Speaking to world leaders, the pope asked, "how can one not express once again the hope that among those who are responsible, everything possible will be done to find peaceful solutions to the many tensions present in the world, particularly in the Middle East, avoiding further sufferings to those peoples who have been so tried? May human solidarity and law prevail!"


THE VATICAN WILL RELEASE a document on family issues sometime in the first few months of 2003, said a December 18 Catholic World News report. The document, issued by the Pontifical Council for the Family, will provide a "critical glossary" of words that lead to confusion in thinking about sexual matters and family life as well as set forth the Church's teaching on artificial birth control, assisted pregnancy, sex education and homosexuality.


THE LOS ANGELES COUNTY sheriff's department and the district attorney's office are investigating allegations of sexual abuse leveled by ten men and women against Jesuit priest Father Jerold Lindner, according to a December 15 Associated Press report. The alleged abuse, which included Lindner's own family members, began in the 1950s, when Lindner was a child, and continued into the 1980s.

The 58-year-old Lindner denies the charges. "I have devoted my life to helping people, and I insist that the accusations against me are not true," he told the December 16 Los Angeles Times. Lindner, who now lives at the Sacred Heart Jesuit Center in the Bay Area, taught English at St. Ignatius High School in San Francisco from 1976 to 1982. He taught at Loyola High School in Los Angeles until 1997.

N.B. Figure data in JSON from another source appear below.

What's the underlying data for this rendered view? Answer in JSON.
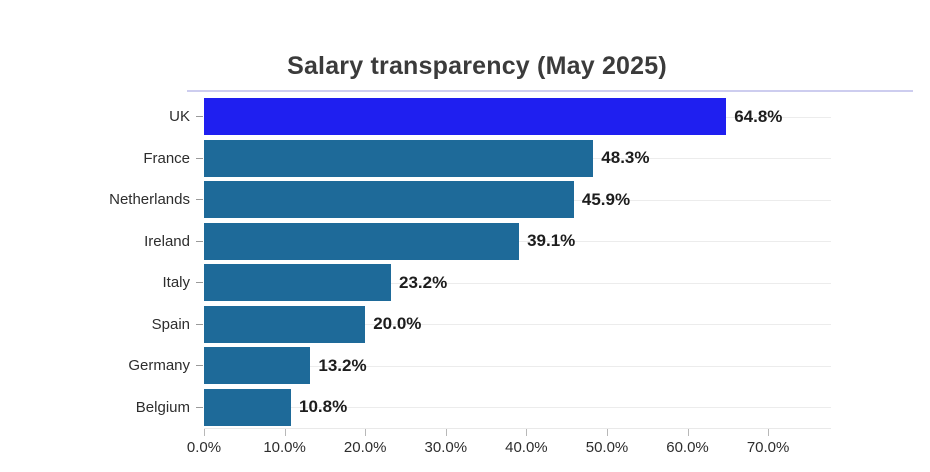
{
  "chart_data": {
    "type": "bar",
    "orientation": "horizontal",
    "title": "Salary transparency (May 2025)",
    "categories": [
      "UK",
      "France",
      "Netherlands",
      "Ireland",
      "Italy",
      "Spain",
      "Germany",
      "Belgium"
    ],
    "values": [
      64.8,
      48.3,
      45.9,
      39.1,
      23.2,
      20.0,
      13.2,
      10.8
    ],
    "value_labels": [
      "64.8%",
      "48.3%",
      "45.9%",
      "39.1%",
      "23.2%",
      "20.0%",
      "13.2%",
      "10.8%"
    ],
    "x_ticks": [
      0,
      10,
      20,
      30,
      40,
      50,
      60,
      70
    ],
    "x_tick_labels": [
      "0.0%",
      "10.0%",
      "20.0%",
      "30.0%",
      "40.0%",
      "50.0%",
      "60.0%",
      "70.0%"
    ],
    "xlim": [
      0,
      77.8
    ],
    "highlighted_category": "UK",
    "legend": "none",
    "grid": "horizontal-row-gridlines",
    "colors": {
      "highlight_bar": "#1f1ff0",
      "bar": "#1e6a99",
      "title_text": "#3b3b3b",
      "axis_text": "#2d2d2d",
      "value_text": "#1d1d1d",
      "gridline": "#ececec",
      "title_underline": "#cdcdef"
    }
  }
}
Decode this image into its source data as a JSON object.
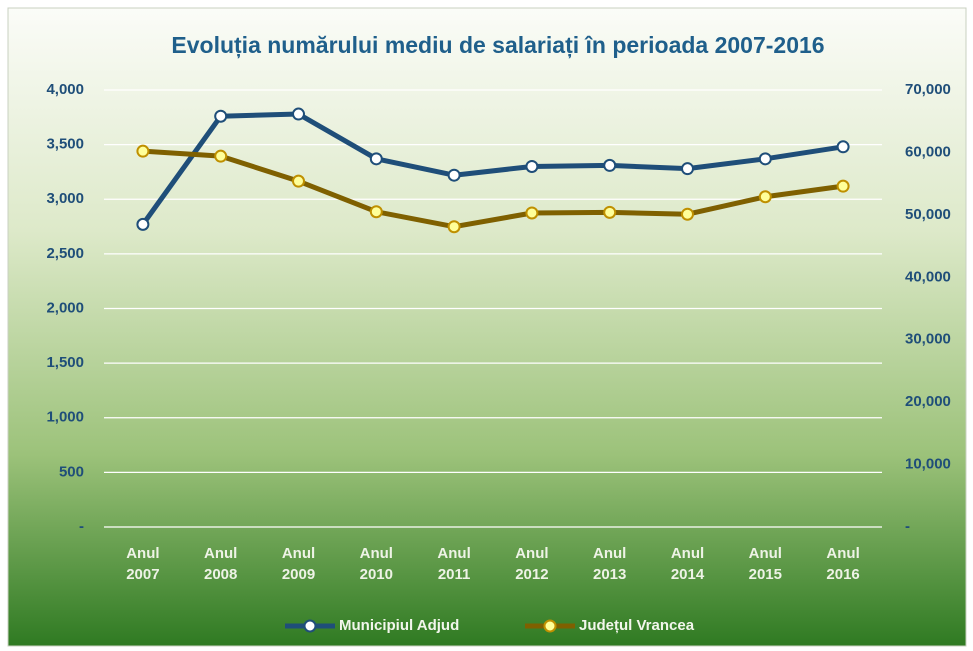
{
  "chart_data": {
    "type": "line",
    "title": "Evoluția numărului mediu de salariați în perioada 2007-2016",
    "categories": [
      "Anul 2007",
      "Anul 2008",
      "Anul 2009",
      "Anul 2010",
      "Anul 2011",
      "Anul 2012",
      "Anul 2013",
      "Anul 2014",
      "Anul 2015",
      "Anul 2016"
    ],
    "series": [
      {
        "name": "Municipiul Adjud",
        "color": "#1f4e79",
        "values": [
          2770,
          3760,
          3780,
          3370,
          3220,
          3300,
          3310,
          3280,
          3370,
          3480
        ]
      },
      {
        "name": "Județul Vrancea",
        "color": "#7f6000",
        "axis": "y2",
        "values": [
          60200,
          59400,
          55400,
          50500,
          48100,
          50300,
          50400,
          50100,
          52900,
          54600
        ]
      }
    ],
    "ylim": [
      0,
      4000
    ],
    "yticks": [
      {
        "value": 0,
        "label": "-"
      },
      500,
      {
        "value": 1000,
        "label": "1,000"
      },
      {
        "value": 1500,
        "label": "1,500"
      },
      {
        "value": 2000,
        "label": "2,000"
      },
      {
        "value": 2500,
        "label": "2,500"
      },
      {
        "value": 3000,
        "label": "3,000"
      },
      {
        "value": 3500,
        "label": "3,500"
      },
      {
        "value": 4000,
        "label": "4,000"
      }
    ],
    "y2lim": [
      0,
      70000
    ],
    "y2ticks": [
      {
        "value": 0,
        "label": "-"
      },
      {
        "value": 10000,
        "label": "10,000"
      },
      {
        "value": 20000,
        "label": "20,000"
      },
      {
        "value": 30000,
        "label": "30,000"
      },
      {
        "value": 40000,
        "label": "40,000"
      },
      {
        "value": 50000,
        "label": "50,000"
      },
      {
        "value": 60000,
        "label": "60,000"
      },
      {
        "value": 70000,
        "label": "70,000"
      }
    ],
    "grid": true
  }
}
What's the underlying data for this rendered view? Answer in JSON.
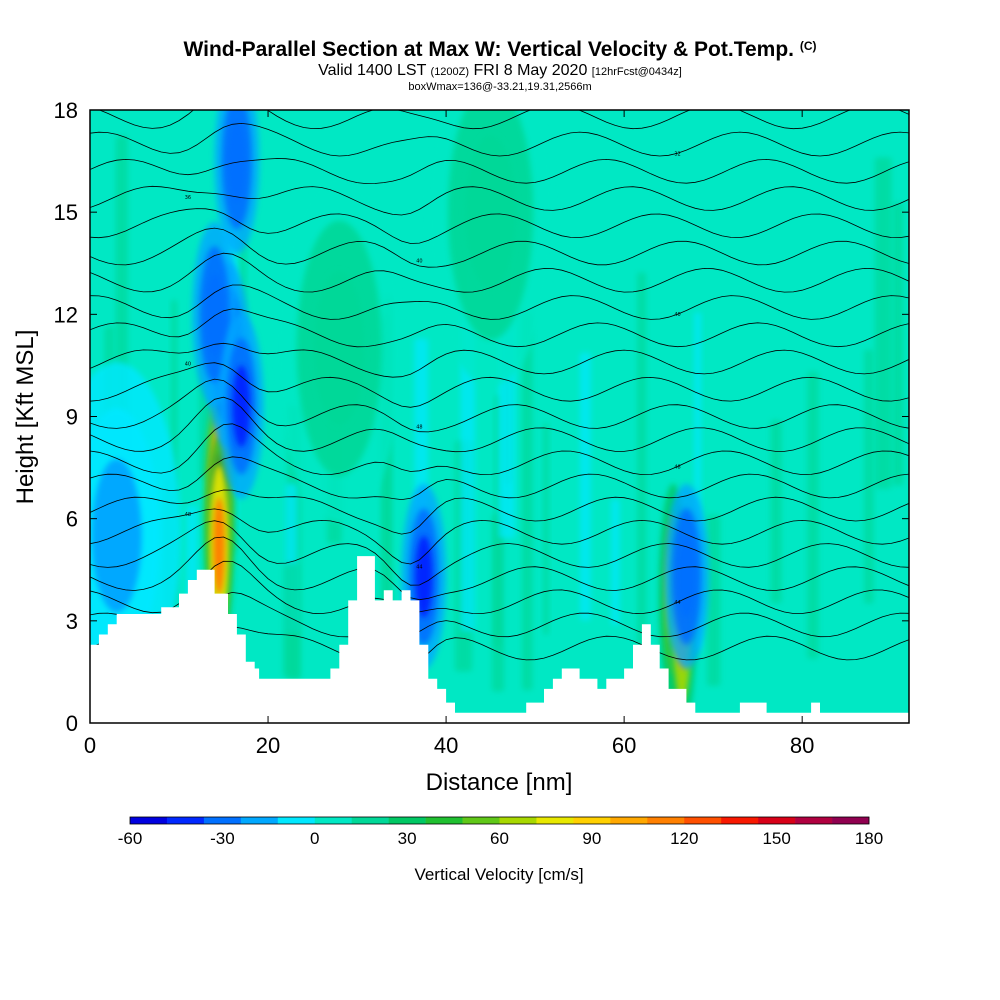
{
  "title": "Wind-Parallel Section at Max W: Vertical Velocity & Pot.Temp.",
  "title_mark": "(C)",
  "subtitle_valid": "Valid 1400 LST",
  "subtitle_z": "(1200Z)",
  "subtitle_date": "FRI 8 May 2020",
  "subtitle_fcst": "[12hrFcst@0434z]",
  "info_line": "boxWmax=136@-33.21,19.31,2566m",
  "chart_data": {
    "type": "heatmap",
    "xlabel": "Distance [nm]",
    "ylabel": "Height [Kft MSL]",
    "xlim": [
      0,
      92
    ],
    "ylim": [
      0,
      18
    ],
    "x_ticks": [
      0,
      20,
      40,
      60,
      80
    ],
    "y_ticks": [
      0,
      3,
      6,
      9,
      12,
      15,
      18
    ],
    "background_color": "#00e8c4",
    "terrain": [
      [
        0,
        2.3
      ],
      [
        1,
        2.3
      ],
      [
        1,
        2.6
      ],
      [
        2,
        2.6
      ],
      [
        2,
        2.9
      ],
      [
        3,
        2.9
      ],
      [
        3,
        3.2
      ],
      [
        8,
        3.2
      ],
      [
        8,
        3.4
      ],
      [
        10,
        3.4
      ],
      [
        10,
        3.8
      ],
      [
        11,
        3.8
      ],
      [
        11,
        4.2
      ],
      [
        12,
        4.2
      ],
      [
        12,
        4.5
      ],
      [
        14,
        4.5
      ],
      [
        14,
        3.8
      ],
      [
        15.5,
        3.8
      ],
      [
        15.5,
        3.2
      ],
      [
        16.5,
        3.2
      ],
      [
        16.5,
        2.6
      ],
      [
        17.5,
        2.6
      ],
      [
        17.5,
        1.8
      ],
      [
        18.5,
        1.8
      ],
      [
        18.5,
        1.6
      ],
      [
        19,
        1.6
      ],
      [
        19,
        1.3
      ],
      [
        27,
        1.3
      ],
      [
        27,
        1.6
      ],
      [
        28,
        1.6
      ],
      [
        28,
        2.3
      ],
      [
        29,
        2.3
      ],
      [
        29,
        3.6
      ],
      [
        30,
        3.6
      ],
      [
        30,
        4.9
      ],
      [
        32,
        4.9
      ],
      [
        32,
        3.6
      ],
      [
        33,
        3.6
      ],
      [
        33,
        3.9
      ],
      [
        34,
        3.9
      ],
      [
        34,
        3.6
      ],
      [
        35,
        3.6
      ],
      [
        35,
        3.9
      ],
      [
        36,
        3.9
      ],
      [
        36,
        3.6
      ],
      [
        37,
        3.6
      ],
      [
        37,
        2.3
      ],
      [
        38,
        2.3
      ],
      [
        38,
        1.3
      ],
      [
        39,
        1.3
      ],
      [
        39,
        1.0
      ],
      [
        40,
        1.0
      ],
      [
        40,
        0.6
      ],
      [
        41,
        0.6
      ],
      [
        41,
        0.3
      ],
      [
        49,
        0.3
      ],
      [
        49,
        0.6
      ],
      [
        51,
        0.6
      ],
      [
        51,
        1.0
      ],
      [
        52,
        1.0
      ],
      [
        52,
        1.3
      ],
      [
        53,
        1.3
      ],
      [
        53,
        1.6
      ],
      [
        55,
        1.6
      ],
      [
        55,
        1.3
      ],
      [
        57,
        1.3
      ],
      [
        57,
        1.0
      ],
      [
        58,
        1.0
      ],
      [
        58,
        1.3
      ],
      [
        60,
        1.3
      ],
      [
        60,
        1.6
      ],
      [
        61,
        1.6
      ],
      [
        61,
        2.3
      ],
      [
        62,
        2.3
      ],
      [
        62,
        2.9
      ],
      [
        63,
        2.9
      ],
      [
        63,
        2.3
      ],
      [
        64,
        2.3
      ],
      [
        64,
        1.6
      ],
      [
        65,
        1.6
      ],
      [
        65,
        1.0
      ],
      [
        67,
        1.0
      ],
      [
        67,
        0.6
      ],
      [
        68,
        0.6
      ],
      [
        68,
        0.3
      ],
      [
        73,
        0.3
      ],
      [
        73,
        0.6
      ],
      [
        76,
        0.6
      ],
      [
        76,
        0.3
      ],
      [
        81,
        0.3
      ],
      [
        81,
        0.6
      ],
      [
        82,
        0.6
      ],
      [
        82,
        0.3
      ],
      [
        92,
        0.3
      ]
    ],
    "vertical_velocity_features": [
      {
        "x": 14.5,
        "z": 6.5,
        "value": 150
      },
      {
        "x": 14.5,
        "z": 5.2,
        "value": 110
      },
      {
        "x": 15.5,
        "z": 10.8,
        "value": -45
      },
      {
        "x": 14,
        "z": 12,
        "value": -35
      },
      {
        "x": 17,
        "z": 9.3,
        "value": -40
      },
      {
        "x": 16.5,
        "z": 16.5,
        "value": -35
      },
      {
        "x": 65.5,
        "z": 3.8,
        "value": 75
      },
      {
        "x": 66.5,
        "z": 3.0,
        "value": 100
      },
      {
        "x": 67,
        "z": 4.3,
        "value": -35
      },
      {
        "x": 37.5,
        "z": 4.3,
        "value": -40
      },
      {
        "x": 28,
        "z": 11,
        "value": 20
      },
      {
        "x": 45,
        "z": 15,
        "value": 20
      },
      {
        "x": 3,
        "z": 5.5,
        "value": -15
      }
    ],
    "theta_contours": {
      "levels": 24,
      "label_values": [
        "44",
        "44",
        "44",
        "48",
        "48",
        "48",
        "40",
        "40",
        "40",
        "36",
        "32",
        "32",
        "32",
        "28",
        "28",
        "28",
        "24",
        "24",
        "24",
        "20",
        "20",
        "20",
        "16",
        "16",
        "12",
        "8",
        "36",
        "36"
      ]
    },
    "colorbar": {
      "title": "Vertical Velocity [cm/s]",
      "tick_labels": [
        "-60",
        "-30",
        "0",
        "30",
        "60",
        "90",
        "120",
        "150",
        "180"
      ],
      "colors": [
        "#0000e0",
        "#0028ff",
        "#0070ff",
        "#00a8ff",
        "#00e8ff",
        "#00e8c4",
        "#00d898",
        "#00c864",
        "#20c030",
        "#60c818",
        "#a8d800",
        "#e8e800",
        "#ffd000",
        "#ffa800",
        "#ff8000",
        "#ff5000",
        "#f81800",
        "#d80018",
        "#b00040",
        "#900050"
      ]
    }
  }
}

Accusations against Lindner first surfaced in 1992 and the Jesuits sent him for psychiatric evaluation which, it was claimed, showed that the accusations were not credible. In 1997, two brothers claimed Lindner had molested them in 1975. The Jesuits removed Lindner from teaching at Loyola and, without informing law enforcement authorities of the charges, negotiated a secret $650,000 settlement with the brothers. In November 2002, Loyola administrators sent a letter to students' parents informing them of the allegations against Lindner. So far, say Jesuit superiors, no one from Loyola has come forward charging Lindner of sexual abuse.